【このは】「私は……」
【このは】「私は、依都さんの歌声が好きです」
【依都】「……」
【このは】「楽しそうに歌っている依都さんを見ていると私まで楽しくなって……嬉しくなるんです」
【このは】「依都さんは本当に楽しそうに歌うから……」
【このは】「その歌声が聞けなくなるのは……寂しいんです。
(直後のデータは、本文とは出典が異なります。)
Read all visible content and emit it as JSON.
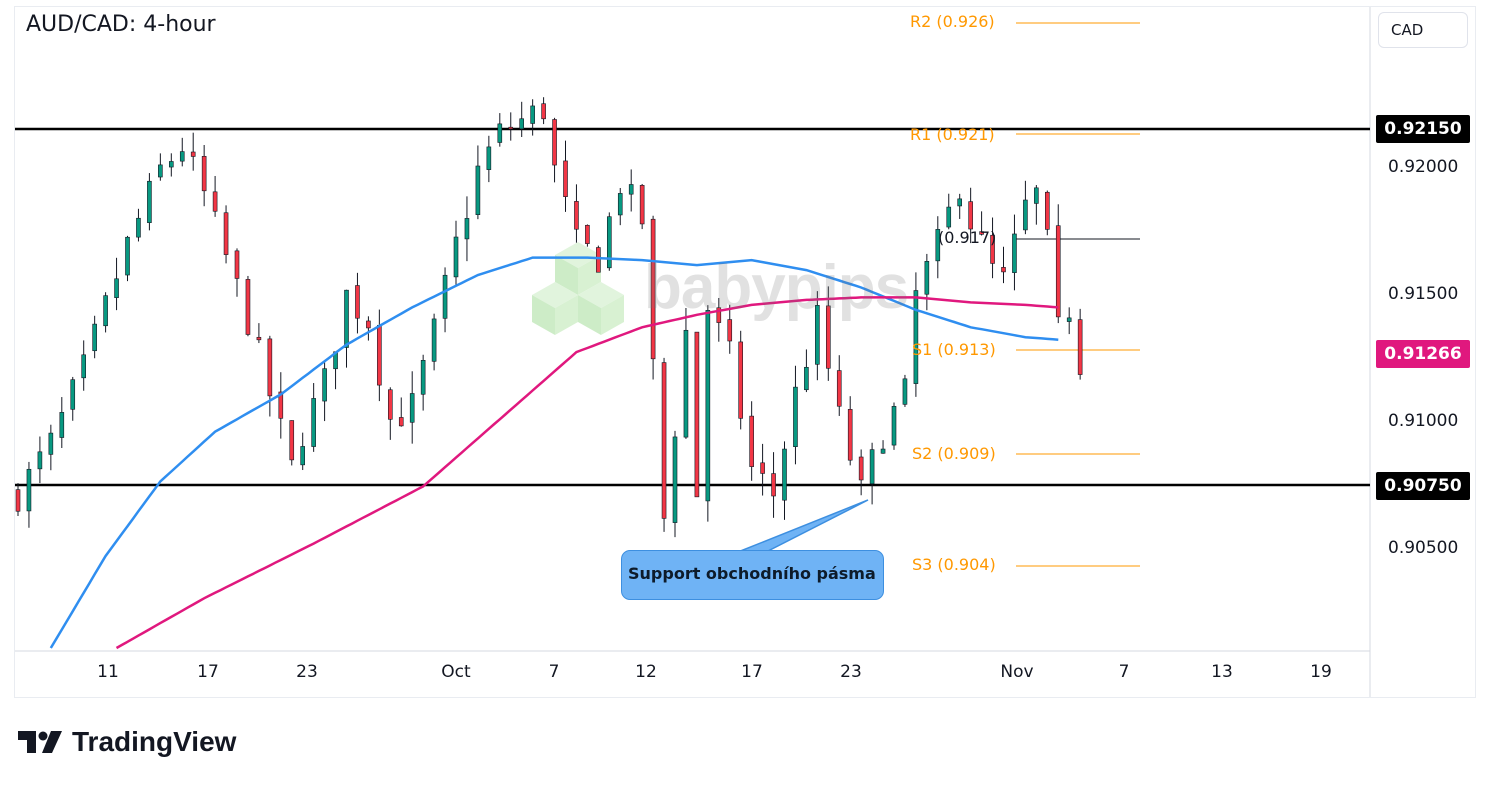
{
  "header": {
    "title": "AUD/CAD: 4-hour",
    "currency": "CAD"
  },
  "colors": {
    "bull": "#089981",
    "bear": "#f23645",
    "candle": "#131722",
    "sma_fast": "#2f8ef0",
    "sma_slow": "#e0187e",
    "pivot": "#ff9800",
    "range_line": "#000000",
    "tag_dark": "#000000",
    "tag_current": "#e0187e",
    "callout_fill": "#6fb3f5",
    "watermark": "#b7e4b0"
  },
  "price_axis": {
    "ticks": [
      "0.92000",
      "0.91500",
      "0.91000",
      "0.90500"
    ]
  },
  "price_tags": [
    {
      "label": "0.92150",
      "kind": "range_top"
    },
    {
      "label": "0.91266",
      "kind": "current"
    },
    {
      "label": "0.90750",
      "kind": "range_bottom"
    }
  ],
  "time_axis": {
    "ticks": [
      "11",
      "17",
      "23",
      "Oct",
      "7",
      "12",
      "17",
      "23",
      "Nov",
      "7",
      "13",
      "19"
    ]
  },
  "pivots": {
    "r2": "R2 (0.926)",
    "r1": "R1 (0.921)",
    "pp": "(0.917)",
    "s1": "S1 (0.913)",
    "s2": "S2 (0.909)",
    "s3": "S3 (0.904)"
  },
  "annotation": {
    "text": "Support obchodního pásma"
  },
  "watermark": {
    "text": "babypips"
  },
  "branding": {
    "text": "TradingView"
  },
  "chart_data": {
    "type": "candlestick",
    "symbol": "AUD/CAD",
    "timeframe": "4-hour",
    "ylim": [
      0.9013,
      0.927
    ],
    "range_lines": [
      0.9215,
      0.9075
    ],
    "current_price": 0.91266,
    "pivot_levels": {
      "R2": 0.926,
      "R1": 0.921,
      "PP": 0.917,
      "S1": 0.913,
      "S2": 0.909,
      "S3": 0.904
    },
    "close_path": [
      [
        0,
        0.9075
      ],
      [
        3,
        0.9095
      ],
      [
        6,
        0.9125
      ],
      [
        8,
        0.915
      ],
      [
        10,
        0.9175
      ],
      [
        13,
        0.9205
      ],
      [
        15,
        0.9215
      ],
      [
        17,
        0.9195
      ],
      [
        19,
        0.917
      ],
      [
        21,
        0.9145
      ],
      [
        23,
        0.9115
      ],
      [
        25,
        0.9085
      ],
      [
        26,
        0.91
      ],
      [
        28,
        0.912
      ],
      [
        30,
        0.9155
      ],
      [
        32,
        0.9145
      ],
      [
        34,
        0.9105
      ],
      [
        36,
        0.911
      ],
      [
        38,
        0.914
      ],
      [
        40,
        0.9175
      ],
      [
        42,
        0.9205
      ],
      [
        44,
        0.922
      ],
      [
        46,
        0.9225
      ],
      [
        48,
        0.923
      ],
      [
        49,
        0.9205
      ],
      [
        51,
        0.9175
      ],
      [
        53,
        0.917
      ],
      [
        55,
        0.92
      ],
      [
        57,
        0.9185
      ],
      [
        59,
        0.9065
      ],
      [
        61,
        0.914
      ],
      [
        62,
        0.9075
      ],
      [
        63,
        0.915
      ],
      [
        65,
        0.913
      ],
      [
        67,
        0.9085
      ],
      [
        69,
        0.9075
      ],
      [
        71,
        0.9115
      ],
      [
        73,
        0.9145
      ],
      [
        75,
        0.9105
      ],
      [
        77,
        0.9075
      ],
      [
        79,
        0.91
      ],
      [
        81,
        0.9115
      ],
      [
        82,
        0.9155
      ],
      [
        84,
        0.9175
      ],
      [
        86,
        0.92
      ],
      [
        87,
        0.9185
      ],
      [
        89,
        0.9165
      ],
      [
        90,
        0.916
      ],
      [
        92,
        0.919
      ],
      [
        93,
        0.9195
      ],
      [
        94,
        0.9175
      ],
      [
        95,
        0.914
      ],
      [
        96,
        0.915
      ],
      [
        97,
        0.9128
      ]
    ],
    "sma_fast": [
      [
        3,
        0.9013
      ],
      [
        8,
        0.905
      ],
      [
        13,
        0.908
      ],
      [
        18,
        0.91
      ],
      [
        24,
        0.9115
      ],
      [
        30,
        0.9135
      ],
      [
        36,
        0.915
      ],
      [
        42,
        0.9163
      ],
      [
        47,
        0.917
      ],
      [
        52,
        0.917
      ],
      [
        57,
        0.9169
      ],
      [
        62,
        0.9167
      ],
      [
        67,
        0.9169
      ],
      [
        72,
        0.9165
      ],
      [
        77,
        0.9158
      ],
      [
        82,
        0.9149
      ],
      [
        87,
        0.9142
      ],
      [
        92,
        0.9138
      ],
      [
        95,
        0.9137
      ]
    ],
    "sma_slow": [
      [
        9,
        0.9013
      ],
      [
        17,
        0.9033
      ],
      [
        27,
        0.9055
      ],
      [
        37,
        0.9078
      ],
      [
        44,
        0.9105
      ],
      [
        51,
        0.9132
      ],
      [
        57,
        0.9142
      ],
      [
        62,
        0.9147
      ],
      [
        67,
        0.9151
      ],
      [
        72,
        0.9153
      ],
      [
        77,
        0.9154
      ],
      [
        82,
        0.9154
      ],
      [
        87,
        0.9152
      ],
      [
        92,
        0.9151
      ],
      [
        95,
        0.915
      ]
    ]
  }
}
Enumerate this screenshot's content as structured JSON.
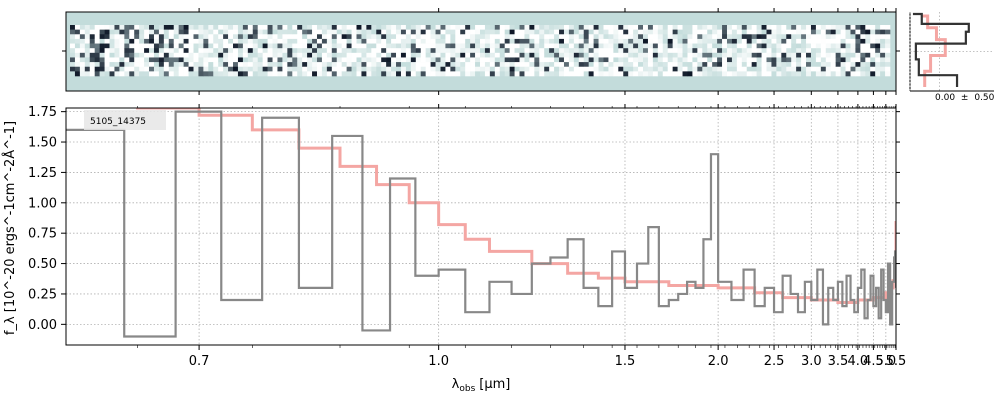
{
  "chart_data": [
    {
      "type": "heatmap",
      "x_range": [
        0.6,
        5.5
      ],
      "cmap": [
        "#ffffff",
        "#c3dcdb",
        "#0d1626"
      ],
      "background": "#c3dcdb"
    },
    {
      "type": "line",
      "annotation": "5105_14375",
      "xlabel_base": "λ",
      "xlabel_sub": "obs",
      "xlabel_unit": "[μm]",
      "ylabel": "f_λ [10^-20 ergs^-1cm^-2Å^-1]",
      "xscale": "reciprocal",
      "xlim": [
        0.6,
        5.5
      ],
      "ylim": [
        -0.17,
        1.78
      ],
      "x_ticks": [
        0.7,
        1.0,
        1.5,
        2.0,
        2.5,
        3.0,
        3.5,
        4.0,
        4.5,
        5.0,
        5.5
      ],
      "x_tick_labels": [
        "0.7",
        "1.0",
        "1.5",
        "2.0",
        "2.5",
        "3.0",
        "3.5",
        "4.0",
        "4.5",
        "5.0",
        "5.5"
      ],
      "y_ticks": [
        0.0,
        0.25,
        0.5,
        0.75,
        1.0,
        1.25,
        1.5,
        1.75
      ],
      "y_tick_labels": [
        "0.00",
        "0.25",
        "0.50",
        "0.75",
        "1.00",
        "1.25",
        "1.50",
        "1.75"
      ],
      "grid": true,
      "series": [
        {
          "color": "#888888",
          "x": [
            0.6,
            0.64,
            0.68,
            0.72,
            0.76,
            0.8,
            0.84,
            0.88,
            0.92,
            0.96,
            1.0,
            1.05,
            1.1,
            1.15,
            1.2,
            1.25,
            1.3,
            1.35,
            1.4,
            1.45,
            1.5,
            1.55,
            1.6,
            1.65,
            1.7,
            1.75,
            1.8,
            1.85,
            1.9,
            1.95,
            2.0,
            2.1,
            2.2,
            2.3,
            2.4,
            2.5,
            2.6,
            2.7,
            2.8,
            2.9,
            3.0,
            3.1,
            3.2,
            3.3,
            3.4,
            3.5,
            3.6,
            3.7,
            3.8,
            3.9,
            4.0,
            4.1,
            4.2,
            4.3,
            4.4,
            4.5,
            4.6,
            4.7,
            4.8,
            4.9,
            5.0,
            5.1,
            5.2,
            5.3,
            5.4,
            5.45,
            5.5
          ],
          "y": [
            1.6,
            -0.1,
            1.75,
            0.2,
            1.7,
            0.3,
            1.55,
            -0.05,
            1.2,
            0.4,
            0.45,
            0.1,
            0.35,
            0.25,
            0.5,
            0.55,
            0.7,
            0.3,
            0.15,
            0.6,
            0.3,
            0.5,
            0.8,
            0.15,
            0.2,
            0.25,
            0.35,
            0.3,
            0.7,
            1.4,
            0.35,
            0.2,
            0.45,
            0.15,
            0.3,
            0.1,
            0.4,
            0.25,
            0.1,
            0.35,
            0.2,
            0.45,
            0.0,
            0.3,
            0.2,
            0.35,
            0.15,
            0.4,
            0.2,
            0.1,
            0.3,
            0.45,
            0.05,
            0.2,
            0.4,
            0.15,
            0.3,
            0.05,
            0.45,
            0.2,
            0.1,
            0.5,
            0.0,
            0.35,
            0.55,
            0.6,
            0.3
          ]
        },
        {
          "color": "#f4a6a3",
          "x": [
            0.6,
            0.65,
            0.7,
            0.75,
            0.8,
            0.85,
            0.9,
            0.95,
            1.0,
            1.05,
            1.1,
            1.2,
            1.3,
            1.4,
            1.5,
            1.7,
            2.0,
            2.3,
            2.6,
            3.0,
            3.5,
            4.0,
            4.5,
            5.0,
            5.2,
            5.35,
            5.45,
            5.5
          ],
          "y": [
            1.8,
            1.78,
            1.72,
            1.6,
            1.45,
            1.3,
            1.15,
            1.0,
            0.82,
            0.7,
            0.6,
            0.5,
            0.42,
            0.38,
            0.35,
            0.32,
            0.3,
            0.26,
            0.22,
            0.2,
            0.18,
            0.2,
            0.22,
            0.26,
            0.3,
            0.36,
            0.5,
            0.85
          ]
        }
      ]
    },
    {
      "type": "line",
      "x_tick_labels": [
        "0.00",
        "±",
        "0.50"
      ],
      "series": [
        {
          "color": "#333333",
          "x": [
            0.8,
            0.15,
            0.1,
            0.95,
            1.0,
            0.2,
            0.05
          ],
          "y": [
            -0.9,
            -0.6,
            -0.2,
            0.2,
            0.5,
            0.7,
            0.95
          ]
        },
        {
          "color": "#f4a6a3",
          "x": [
            0.25,
            0.35,
            0.6,
            0.45,
            0.3,
            0.2
          ],
          "y": [
            -0.9,
            -0.5,
            -0.1,
            0.3,
            0.6,
            0.9
          ]
        }
      ]
    }
  ]
}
ずっと聞いていたい歌声だから」
【このは】「激しい歌も、切ない歌も、優しい歌も、ちょっと……セクシーな歌も……」
【このは】「依都さんが歌う、歌がすごく好きなんです」
【このは】「あっ、も、もちろん、マネージャーとして行って欲しい気持ちはあります」
【このは】「でも、一番はその気持ちが大きいです。 それはきっと、時明さんも、優さんも、篠宗さんも同じです」
【このは】「みんな依都さんの歌が好きだから、大切だから……ここまで一緒にやって来たんだと思うんです」
【このは】「それを……今ここで無理をして失ってしまったらきっとみんなも悲しい思いをします」
【このは】「一番つらいのは依都さんだって分かっているんですけど……」
【このは】「ここまで依都さんのワガママを聞いてきた私のワガママを聞いては……もらえませんか……」
【このは】「……お願いしま……」
そう言い終える前に、私は依都さんの腕の中にいた。
【このは】「より……と……さん……」
肩越しに依都さんの小さな嗚咽が聞こえる。
【依都】「……っ」
か弱くて、頼りなくて、それでも……必死に強がって耐えようとしている声にならない声が聞こえる。
【このは】「依都さん、大丈夫ですよ。心配しなくても大丈夫です」
何かにすがりつくように強く私を抱きしめる依都さんの背中はかすかに震えていて、その震えが少しでもおさまるように優しく背中を撫でる。
【このは】「依都さんの声はすぐに戻ってきます」
【このは】「そうしたら、また前みたいに歌えますよ」
【このは】「本当は不安だったんですよね? でも、もう大丈夫です。強がらないでください」
【このは】「それに……寂しいです。 依都さんのいつもの軽口が聞けないのは」
【このは】「あんなにうるさかったから静かになると 寂しくなります」
【このは】「だから、早く良くなっていつもみたいにおしゃべりしてください」
コクンコクンと子どもみたいに頷いているのが分かる。
必死で泣くのを堪えているのは依都さんは不安におびえている子どもそのものだった。
【このは】「病院に行きましょう。 私も一緒に行きますから……」
しばらくの静寂の後……。
【依都】「……っかた」
依都さんの声が聞こえてきた。
【このは】「依都さん、ワガママを聞いてくれて……ありがとうございます」
ぎゅっと強く抱きしめられたから、私も少しだけ力をこめて抱きしめた。
大きな子どものような依都さん。
この人の力になりたいと、そう強く思った。